2024年度の競走実績は、36開催・288日・3,454競走となっています。
競馬施行規程により開催する競馬場、開催日、各競走の種類・条件等は競馬番組で定められることとなっており、JRAの発行する会報で公示します。その時期については、概ね重賞競走は前年の10月下旬、春季競馬番組(1月から5月)は前年の11月中旬から下旬、夏季競馬番組(6月から9月)は3月下旬から4月上旬、秋季競馬番組(9月から12月)は7月下旬に発表します。
現在、JRAで実施している競走には、平地競走および障害競走の2種類があります。さらに、同じような能力の馬を集めて伯仲した競走を実施するために、獲得した収得賞金(Q5-4.参照)によるクラス分けを行っています。平地競走を例にとると、春は3歳馬と4歳以上馬、夏以降は2歳馬と3歳以上馬に分類して、新馬・未勝利→1勝クラス→2勝クラス→3勝クラス→オープンと収得賞金が増えるにつれてクラスが上がっていく仕組みになっています。
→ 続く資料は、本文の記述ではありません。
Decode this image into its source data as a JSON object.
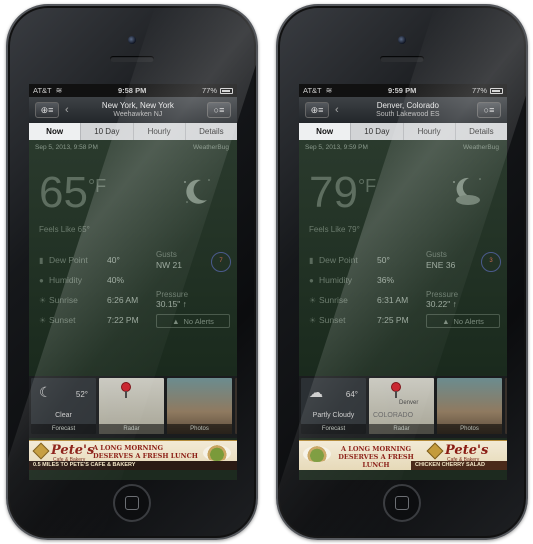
{
  "phones": [
    {
      "status": {
        "carrier": "AT&T",
        "time": "9:58 PM",
        "battery": "77%"
      },
      "nav": {
        "city": "New York, New York",
        "sub": "Weehawken NJ"
      },
      "tabs": [
        "Now",
        "10 Day",
        "Hourly",
        "Details"
      ],
      "date": "Sep 5, 2013, 9:58 PM",
      "brand": "WeatherBug",
      "temp": "65",
      "temp_unit": "°F",
      "feels_like": "Feels Like 65°",
      "stats": [
        {
          "label": "Dew Point",
          "value": "40°"
        },
        {
          "label": "Humidity",
          "value": "40%"
        },
        {
          "label": "Sunrise",
          "value": "6:26 AM"
        },
        {
          "label": "Sunset",
          "value": "7:22 PM"
        }
      ],
      "gusts": {
        "label": "Gusts",
        "value": "NW 21"
      },
      "compass": "7",
      "pressure": {
        "label": "Pressure",
        "value": "30.15\" ↑"
      },
      "alerts": "No Alerts",
      "cards": {
        "forecast_temp": "52°",
        "forecast_cond": "Clear",
        "forecast": "Forecast",
        "radar": "Radar",
        "photos": "Photos"
      },
      "ad": {
        "logo": "Pete's",
        "logo_tag": "Cafe & Bakery",
        "slogan": "A LONG MORNING DESERVES A FRESH LUNCH",
        "sub": "STEAK AND BERRIES SALAD",
        "strip": "0.5 MILES TO PETE'S CAFE & BAKERY"
      }
    },
    {
      "status": {
        "carrier": "AT&T",
        "time": "9:59 PM",
        "battery": "77%"
      },
      "nav": {
        "city": "Denver, Colorado",
        "sub": "South Lakewood ES"
      },
      "tabs": [
        "Now",
        "10 Day",
        "Hourly",
        "Details"
      ],
      "date": "Sep 5, 2013, 9:59 PM",
      "brand": "WeatherBug",
      "temp": "79",
      "temp_unit": "°F",
      "feels_like": "Feels Like 79°",
      "stats": [
        {
          "label": "Dew Point",
          "value": "50°"
        },
        {
          "label": "Humidity",
          "value": "36%"
        },
        {
          "label": "Sunrise",
          "value": "6:31 AM"
        },
        {
          "label": "Sunset",
          "value": "7:25 PM"
        }
      ],
      "gusts": {
        "label": "Gusts",
        "value": "ENE 36"
      },
      "compass": "3",
      "pressure": {
        "label": "Pressure",
        "value": "30.22\" ↑"
      },
      "alerts": "No Alerts",
      "cards": {
        "forecast_temp": "64°",
        "forecast_cond": "Partly Cloudy",
        "forecast": "Forecast",
        "radar": "Radar",
        "photos": "Photos",
        "map_label": "COLORADO",
        "map_city": "Denver"
      },
      "ad": {
        "logo": "Pete's",
        "logo_tag": "Cafe & Bakery",
        "slogan": "A LONG MORNING DESERVES A FRESH LUNCH",
        "strip": "CHICKEN CHERRY SALAD"
      }
    }
  ]
}
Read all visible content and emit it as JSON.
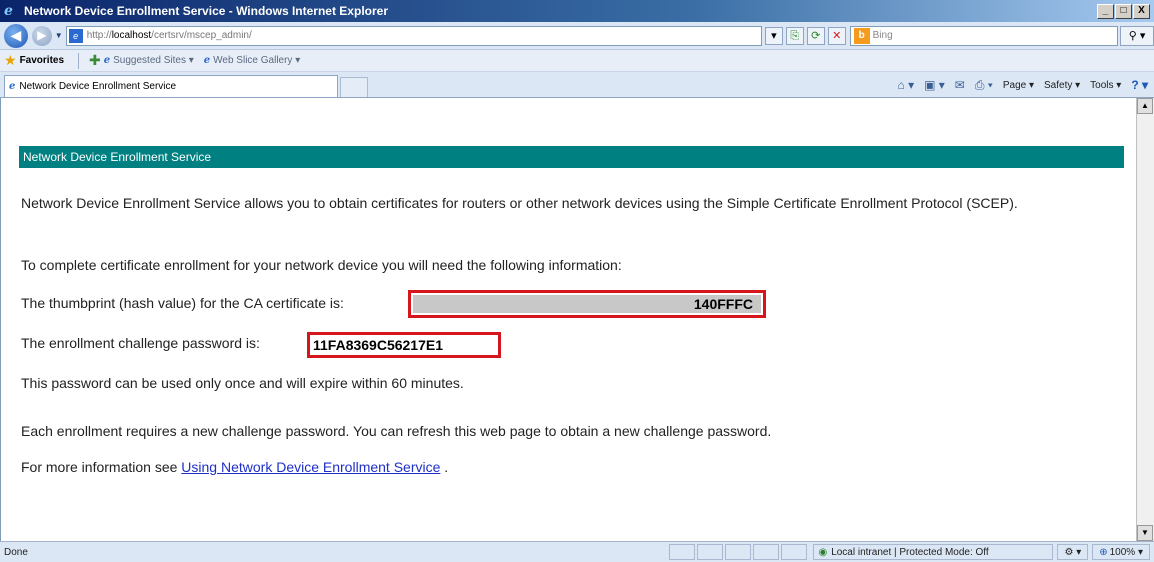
{
  "window": {
    "title": "Network Device Enrollment Service - Windows Internet Explorer",
    "buttons": [
      "_",
      "□",
      "X"
    ]
  },
  "navbar": {
    "url_prefix": "http://",
    "url_host": "localhost",
    "url_path": "/certsrv/mscep_admin/",
    "search_placeholder": "Bing"
  },
  "favorites": {
    "label": "Favorites",
    "links": [
      "Suggested Sites ▾",
      "Web Slice Gallery ▾"
    ]
  },
  "tab": {
    "label": "Network Device Enrollment Service"
  },
  "commandbar": {
    "page": "Page ▾",
    "safety": "Safety ▾",
    "tools": "Tools ▾"
  },
  "page": {
    "banner": "Network Device Enrollment Service",
    "intro": "Network Device Enrollment Service allows you to obtain certificates for routers or other network devices using the Simple Certificate Enrollment Protocol (SCEP).",
    "need_info": "To complete certificate enrollment for your network device you will need the following information:",
    "thumbprint_label": "The thumbprint (hash value) for the CA certificate is:",
    "thumbprint_value": "140FFFC",
    "password_label": "The enrollment challenge password is:",
    "password_value": "11FA8369C56217E1",
    "once_note": "This password can be used only once and will expire within 60 minutes.",
    "each_note": "Each enrollment requires a new challenge password. You can refresh this web page to obtain a new challenge password.",
    "more_info_prefix": "For more information see",
    "more_info_link": "Using Network Device Enrollment Service",
    "more_info_suffix": "."
  },
  "status": {
    "text": "Done",
    "zone": "Local intranet | Protected Mode: Off",
    "zoom": "100%"
  }
}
第1着(重賞競走は第1着および第2着)を得た競走について競走条件(クラス)毎に定められた額を算定した額が収得賞金で、各馬の競走条件(クラス)は収得賞金を基に決定されます。
競走による重要性の違いをより明確にするために、平地競走、障害競走別に賞金・負担重量・歴史と伝統・競走内容等によりそれぞれ格付けしています。なお、平地競走については日本グレード格付管理委員会によりGⅠ、GⅡまたはGⅢに格付けされ、格付けを得られない場合は新設重賞または重賞と表記されます。また、障害競走についてはJ・GⅠ、J・GⅡ、J・GⅢ競走に格付けします。
GⅠ競走(J・GⅠ競走を含む)は、原則として各距離体系における最優秀馬を選択するための最高峰の競走であり、かつ生産の指標として最も重要な意義を持つ競走です。GⅡ競走(J・GⅡ競走を含む)は、GⅠ競走に次いで重要な競走であり、GⅠ競走の優勝馬が比較的容易に出走できる競走です。GⅢ競走(J・GⅢ競走を含む)は、原則としてGⅠ、GⅡ競走へのステップとなる競走であり、3(4)歳以上の競走については、出走資格・負担重量・距離等に多様性を備えた競走です。
競走で負担する重量の種別には、馬齢重量、別定重量およびハンデキャップの3種類があります。馬齢重量とはその名のとおり馬の年齢によって負担重量が定められているものです。別定重量とは馬齢のほか、性別・収得賞金・勝利度数等によって競馬番組で負担重量を定められたもので、この重量で争われる競走がいわゆる「別定戦」と呼ばれます。ハンデキャップとは馬の能力に応じて各馬の負担重量を人為的に加減し、優勝の機会均等を図った競走で、この重量で争われる競走がいわゆる「ハンデ戦」です。〔競馬施行規程第71条参照〕
3歳(11月以降)および4歳以上の未出走馬・未勝利馬は、2023年度まで中山・東京・京都および阪神競馬の平地競走に出走できませんでしたが、2024年度より出走制限を解除したため、全ての競馬場で出走可能となっております。(一部の競走条件では引き続き出走できない競走がありますので、詳細は各開催の競馬番組をご確認ください)
各競走における馬番(枠順)は、公開抽選で行われる有馬記念競走をのぞき、全てコンピュータにより自動的に決定されます。また、出馬投票馬が出走可能頭数を超過した時に出走できる馬を抽選する際にも、全てコンピュータにより自動的に決定されます。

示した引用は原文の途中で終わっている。